I have just proposed a potential charter for a task force to work on the Vision in https://github.com/w3c/AB-public/issues/57#issuecomment-1454378201, largely derived from the way the Process CG operates. I am mentioning it here, despite this issue being more general in purpose, because I think this is a way in which the AB could structure its work in a way that would be conducive to community-wide engagement, and to successfully passing the wide-review expectation. Not claiming it's the only way to go about it, but I suspect something along these lines would be a good way for groups like the AB or TAG to work on documents that are meant to become Statements.

mnot commented 1 year ago

@dwsinger:

I think this misses something quite fundamental. Wide review at the W3C fails if the comments received in development were not taken into account, and the team should and the AC can and should point out when due consideration was not given to input received, and not approve progression.

I understand that you believe the Team + AC review are suitable counterbalances for the power excercised by the AB and TAG in making Statements that purport to represent the whole community. I have been consistently arguing that they are not -- I'm not missing anything, I'm disagreeing with that judgement call.

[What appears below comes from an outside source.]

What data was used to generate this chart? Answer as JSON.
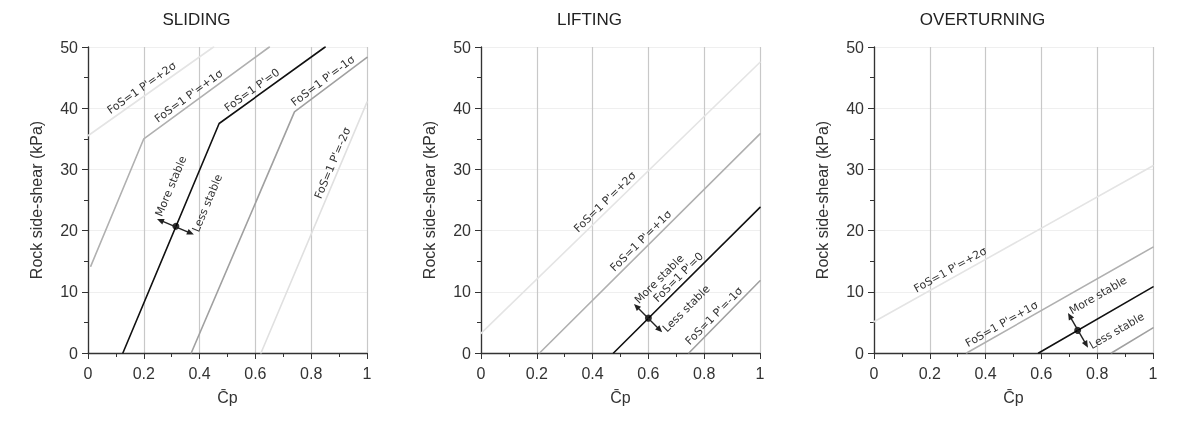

I've already talked extensively about how the Team's accountability is limited, and about the dysfunction of the AC as a review body or as a representative of the community. While they may be adequate counterbalances when the process that produced the document had robust protections, they fail when those protections are not present.

Instead, there are a set of vague, subjective goals ("broad review") that are opaquely judged. Expecting the AC to self-organise to enforce those goals means that only the most egregious violations have a hope of being called out. Anyone who attempts that knows that they're going to face inter-corporate politics, as well as the potential for things escaping into the media (as we've recently seen), despite the supposed Member-confidentiality of procedings.

We even expect a disposition of comments report (e.g. as is done for the Process). We have checks for this, and they have been seen to work.

That is by nature ex post; it doesn't help at the time there is a disagreement. By nature, the Process says that these documents contain whatever their sponsoring bodies want them to; there is no Process basis for complaining. I've raised this factor multiple times above, but haven't yet seen anyone engage with it.

Furthermore, will that report really reflect all of the disagreements with the document's contents? Will it reflect this discussion, for example, if it's not closed to my satisfaction? What has to happen for something to get into the report, and how are participants to know what that mechanism is?

I suspect we have limited engagement also because people are busy, or that they actually trust what's going on ("they seem to be doing a perfectly competent job without me"

I agree those are likely factors. I'm encouraged by your "also" there.

But I am sure that saying that a mechanism that says that the TAG and AB should not lead, should not catalyze, and the community should develop them, is not a recipe for success. They should.

I'm not proposing that, so no worries.

I would be delighted if there were a scad of complaints to the AB and TAG that people want to be more involved and they find the existing mechanisms inadequate, because they might then be able to suggest better mechanisms…

What do you think this issue is?

@cwilso:

I would point out that the description of Statements does not ever say they represent consensus of the entire W3C Membership - but rather that a Statement has "been endorsed by W3C as a whole".

That's a very fine hair to split, and I'm a bit surprised to see you try. People regularly refer to Statements as having "consensus status", and I think we'd have a really hard time explaining them as anything else externally.

@frivoal:

I have just proposed a potential charter

Thanks; having a meaningful decision policy is a signficant step forward. I'm a bit nervous about the 'Explicit decisions of the AB are binding onto this group.', but if they're transparent, they can be evaluated reasonably.